What Drove the 7-Day Rally
Two things pushed Nvidia and other AI stocks higher over the past week. First, the Iran ceasefire on April 9 lifted the entire market. Tech stocks led the charge, with Meta, Amazon, Alphabet, and Nvidia all posting strong gains.
Second, AI chip demand keeps growing faster than anyone expected. Nvidia projects $1 trillion in confirmed AI chip orders through 2027. Those are not forecasts. Those are purchase orders from the world's biggest tech companies.
Even after the streak, Nvidia is still down about 1% for the year and 13% below its all-time high. The rally brought the stock closer to fair value. It did not push it into bubble territory.
Intel Joins Musk's $25 Billion Terafab Project
The other major AI story this week came from Intel. On April 7, Intel announced it will be the primary manufacturing partner for Elon Musk's Terafab project. Intel stock jumped 11.4% on the news.
Terafab is a $25 billion chip manufacturing complex planned for Austin, Texas. The goal is to produce 1 terawatt of computing power per year. To put that in context, that is enough to power millions of AI servers.
The facility will have two parts. The first will make AI chips for Tesla's self-driving cars and humanoid robots. The second will make radiation-hardened chips (chips built to survive the harsh conditions of space) for SpaceX's satellite-based AI data centers.
This deal matters for two reasons. It gives Intel a major customer at exactly the right time. And it shows that AI chip demand is spreading beyond cloud computing into cars, robots, and space. The market for these chips is getting wider, not narrower.

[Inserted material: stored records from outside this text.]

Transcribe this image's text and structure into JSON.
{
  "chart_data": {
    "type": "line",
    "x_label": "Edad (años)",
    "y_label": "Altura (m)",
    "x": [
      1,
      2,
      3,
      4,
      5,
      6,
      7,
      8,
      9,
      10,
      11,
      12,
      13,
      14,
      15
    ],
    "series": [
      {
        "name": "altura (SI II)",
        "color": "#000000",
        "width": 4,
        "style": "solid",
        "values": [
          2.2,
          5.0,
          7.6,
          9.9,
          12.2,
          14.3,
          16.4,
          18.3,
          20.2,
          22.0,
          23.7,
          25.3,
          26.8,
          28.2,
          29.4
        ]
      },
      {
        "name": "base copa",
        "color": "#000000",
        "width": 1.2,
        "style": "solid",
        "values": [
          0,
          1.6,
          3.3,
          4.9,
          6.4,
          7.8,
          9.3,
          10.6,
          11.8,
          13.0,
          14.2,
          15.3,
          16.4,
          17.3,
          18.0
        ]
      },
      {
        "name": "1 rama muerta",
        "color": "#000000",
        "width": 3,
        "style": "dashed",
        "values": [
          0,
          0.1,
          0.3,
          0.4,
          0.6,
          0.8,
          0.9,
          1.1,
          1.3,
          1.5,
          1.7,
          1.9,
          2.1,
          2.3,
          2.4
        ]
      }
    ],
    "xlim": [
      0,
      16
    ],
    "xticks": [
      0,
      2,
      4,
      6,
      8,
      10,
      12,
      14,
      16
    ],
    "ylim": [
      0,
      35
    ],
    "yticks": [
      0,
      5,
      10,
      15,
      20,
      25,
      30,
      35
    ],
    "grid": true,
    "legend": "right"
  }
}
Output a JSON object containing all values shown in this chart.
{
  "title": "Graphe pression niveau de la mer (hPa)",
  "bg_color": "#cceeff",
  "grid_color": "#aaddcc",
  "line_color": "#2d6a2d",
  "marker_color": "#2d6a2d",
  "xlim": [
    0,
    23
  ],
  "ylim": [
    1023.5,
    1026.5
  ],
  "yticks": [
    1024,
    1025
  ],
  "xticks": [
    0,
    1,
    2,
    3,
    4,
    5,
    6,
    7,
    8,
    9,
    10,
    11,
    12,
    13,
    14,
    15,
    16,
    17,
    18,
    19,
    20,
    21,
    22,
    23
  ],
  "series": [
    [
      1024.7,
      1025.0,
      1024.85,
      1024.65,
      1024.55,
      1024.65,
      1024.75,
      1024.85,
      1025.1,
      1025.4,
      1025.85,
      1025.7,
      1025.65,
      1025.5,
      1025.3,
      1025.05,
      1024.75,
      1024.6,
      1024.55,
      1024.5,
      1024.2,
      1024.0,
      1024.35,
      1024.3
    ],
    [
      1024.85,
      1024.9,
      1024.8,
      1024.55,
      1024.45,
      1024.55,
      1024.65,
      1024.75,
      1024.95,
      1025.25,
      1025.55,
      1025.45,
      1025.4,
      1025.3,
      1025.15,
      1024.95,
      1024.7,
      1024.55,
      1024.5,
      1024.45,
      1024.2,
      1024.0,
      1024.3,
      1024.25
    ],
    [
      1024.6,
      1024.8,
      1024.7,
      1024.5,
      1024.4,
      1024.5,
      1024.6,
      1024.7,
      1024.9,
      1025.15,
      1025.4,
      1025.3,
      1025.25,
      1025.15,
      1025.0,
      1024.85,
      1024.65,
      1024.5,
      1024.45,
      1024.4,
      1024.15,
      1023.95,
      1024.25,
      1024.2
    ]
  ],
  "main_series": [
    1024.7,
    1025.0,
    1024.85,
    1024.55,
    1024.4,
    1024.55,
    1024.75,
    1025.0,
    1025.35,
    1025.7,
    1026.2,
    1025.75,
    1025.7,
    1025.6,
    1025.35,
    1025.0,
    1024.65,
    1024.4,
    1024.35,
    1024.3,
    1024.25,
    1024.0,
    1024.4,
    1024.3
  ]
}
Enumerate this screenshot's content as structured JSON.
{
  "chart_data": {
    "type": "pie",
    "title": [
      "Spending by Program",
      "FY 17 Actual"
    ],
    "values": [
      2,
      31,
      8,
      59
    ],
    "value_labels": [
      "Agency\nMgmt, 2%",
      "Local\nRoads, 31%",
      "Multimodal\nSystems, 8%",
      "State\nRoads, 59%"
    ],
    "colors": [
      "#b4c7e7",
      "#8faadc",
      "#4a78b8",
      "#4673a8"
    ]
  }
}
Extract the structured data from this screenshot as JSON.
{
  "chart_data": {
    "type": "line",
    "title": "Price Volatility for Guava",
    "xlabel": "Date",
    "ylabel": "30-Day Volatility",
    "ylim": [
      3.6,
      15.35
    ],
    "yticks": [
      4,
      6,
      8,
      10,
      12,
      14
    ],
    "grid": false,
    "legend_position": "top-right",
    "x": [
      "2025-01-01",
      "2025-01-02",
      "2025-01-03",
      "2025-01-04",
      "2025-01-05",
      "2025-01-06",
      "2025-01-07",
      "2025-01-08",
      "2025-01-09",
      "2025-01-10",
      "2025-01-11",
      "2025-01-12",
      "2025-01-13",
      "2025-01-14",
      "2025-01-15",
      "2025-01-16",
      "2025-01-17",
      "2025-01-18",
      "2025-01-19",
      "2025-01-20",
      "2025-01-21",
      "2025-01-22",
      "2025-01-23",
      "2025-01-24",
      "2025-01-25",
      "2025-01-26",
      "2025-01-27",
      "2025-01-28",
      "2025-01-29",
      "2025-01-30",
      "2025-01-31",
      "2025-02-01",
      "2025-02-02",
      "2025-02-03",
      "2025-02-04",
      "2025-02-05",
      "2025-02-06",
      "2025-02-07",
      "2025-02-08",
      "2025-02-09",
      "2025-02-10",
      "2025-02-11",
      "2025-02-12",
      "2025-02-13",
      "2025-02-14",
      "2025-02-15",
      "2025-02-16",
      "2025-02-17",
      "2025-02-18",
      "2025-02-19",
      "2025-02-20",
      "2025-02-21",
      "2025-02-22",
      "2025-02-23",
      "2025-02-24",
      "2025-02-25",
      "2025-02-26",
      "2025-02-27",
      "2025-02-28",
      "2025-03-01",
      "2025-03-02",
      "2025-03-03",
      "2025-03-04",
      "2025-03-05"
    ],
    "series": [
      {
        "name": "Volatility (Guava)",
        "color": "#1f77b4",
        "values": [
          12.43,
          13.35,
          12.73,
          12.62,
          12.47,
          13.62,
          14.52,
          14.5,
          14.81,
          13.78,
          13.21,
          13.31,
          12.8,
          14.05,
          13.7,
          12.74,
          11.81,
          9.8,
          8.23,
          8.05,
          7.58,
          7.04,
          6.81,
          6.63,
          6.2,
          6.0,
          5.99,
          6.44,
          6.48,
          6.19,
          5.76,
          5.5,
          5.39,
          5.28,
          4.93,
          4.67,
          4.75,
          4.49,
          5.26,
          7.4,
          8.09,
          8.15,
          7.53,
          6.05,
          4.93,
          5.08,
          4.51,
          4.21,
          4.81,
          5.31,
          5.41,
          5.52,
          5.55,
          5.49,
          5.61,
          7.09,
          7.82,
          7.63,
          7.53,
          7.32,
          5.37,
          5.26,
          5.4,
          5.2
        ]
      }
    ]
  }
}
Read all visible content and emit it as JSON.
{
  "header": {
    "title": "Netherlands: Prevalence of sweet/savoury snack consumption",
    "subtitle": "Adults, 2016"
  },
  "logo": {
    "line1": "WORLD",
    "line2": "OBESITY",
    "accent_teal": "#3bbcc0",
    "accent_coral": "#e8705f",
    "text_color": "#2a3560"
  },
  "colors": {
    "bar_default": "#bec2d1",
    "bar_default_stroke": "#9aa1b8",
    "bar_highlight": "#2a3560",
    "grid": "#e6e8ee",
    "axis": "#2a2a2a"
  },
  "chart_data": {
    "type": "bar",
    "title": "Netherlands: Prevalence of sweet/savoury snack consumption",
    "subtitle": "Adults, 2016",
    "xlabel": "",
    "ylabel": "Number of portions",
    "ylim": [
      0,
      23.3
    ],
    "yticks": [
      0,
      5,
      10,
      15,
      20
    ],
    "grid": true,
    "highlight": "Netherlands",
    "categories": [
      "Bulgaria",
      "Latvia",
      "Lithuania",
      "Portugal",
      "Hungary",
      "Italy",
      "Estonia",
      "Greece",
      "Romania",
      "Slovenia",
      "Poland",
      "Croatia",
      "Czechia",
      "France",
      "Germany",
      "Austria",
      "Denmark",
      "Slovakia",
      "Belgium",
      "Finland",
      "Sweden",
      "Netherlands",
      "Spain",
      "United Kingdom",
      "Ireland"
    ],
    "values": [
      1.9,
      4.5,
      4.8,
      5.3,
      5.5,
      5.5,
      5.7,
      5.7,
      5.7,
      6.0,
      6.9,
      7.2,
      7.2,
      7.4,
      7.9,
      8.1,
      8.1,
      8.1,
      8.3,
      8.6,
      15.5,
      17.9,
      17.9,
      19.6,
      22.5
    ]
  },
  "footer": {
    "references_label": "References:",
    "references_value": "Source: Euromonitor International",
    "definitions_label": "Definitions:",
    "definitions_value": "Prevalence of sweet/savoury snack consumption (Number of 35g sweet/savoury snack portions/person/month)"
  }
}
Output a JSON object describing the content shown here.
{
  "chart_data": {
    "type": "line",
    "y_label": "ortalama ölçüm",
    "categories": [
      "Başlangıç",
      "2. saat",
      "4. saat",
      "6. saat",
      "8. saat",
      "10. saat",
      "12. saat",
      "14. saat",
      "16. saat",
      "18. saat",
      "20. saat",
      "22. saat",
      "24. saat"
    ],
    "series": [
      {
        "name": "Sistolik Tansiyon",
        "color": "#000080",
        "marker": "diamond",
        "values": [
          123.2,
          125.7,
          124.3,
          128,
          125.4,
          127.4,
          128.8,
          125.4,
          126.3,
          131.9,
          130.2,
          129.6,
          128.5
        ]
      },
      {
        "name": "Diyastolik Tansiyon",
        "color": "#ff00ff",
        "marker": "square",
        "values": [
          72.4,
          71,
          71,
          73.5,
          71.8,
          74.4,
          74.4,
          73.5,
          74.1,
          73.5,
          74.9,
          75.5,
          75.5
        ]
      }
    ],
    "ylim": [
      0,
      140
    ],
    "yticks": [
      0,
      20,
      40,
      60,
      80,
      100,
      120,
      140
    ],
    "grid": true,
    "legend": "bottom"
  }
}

Nvidia's Next Generation Is Coming Fast
While Intel is building Musk's factory, Nvidia is preparing its next chip launch. The Rubin GPU is set to ship in the second half of 2026 through Amazon Web Services, Google Cloud, and Microsoft.
Nvidia says Rubin will deliver 5 times the performance of its current Blackwell chip and cut the cost of AI processing by 10 times. If those numbers hold up, it could trigger another wave of spending from companies racing to upgrade their AI systems.
For fiscal year 2026, Nvidia posted $215.94 billion in revenue, up 65% from the year before. Wall Street expects another 79% jump in the current quarter. Those are not normal growth rates for a $2 trillion company.
What This Means for Your Portfolio
The AI trade in 2026 looks different from 2025. Last year, you could buy almost any AI stock and make money. This year, the winners and losers are splitting apart. The Global X Artificial Intelligence ETF is down 3% year-to-date, even as individual names like Seagate (up 645% in the past year) and Intel (surging on the Terafab deal) post huge gains.
The lesson: picking the right AI stocks matters more now than it did a year ago. Broad AI ETFs are lagging. Companies with specific, high-demand products are pulling ahead.
The Bottom Line
Nvidia's streak ending is not a warning sign. The company is still growing revenue faster than almost any large-cap stock in history. Intel just landed its biggest deal in years. And AI chip demand is expanding into entirely new industries.
Watch for Nvidia's Rubin chip launch later this year. That is the next big catalyst. And keep an eye on Intel. If Terafab stays on track, the comeback story could be one of 2026's biggest surprises.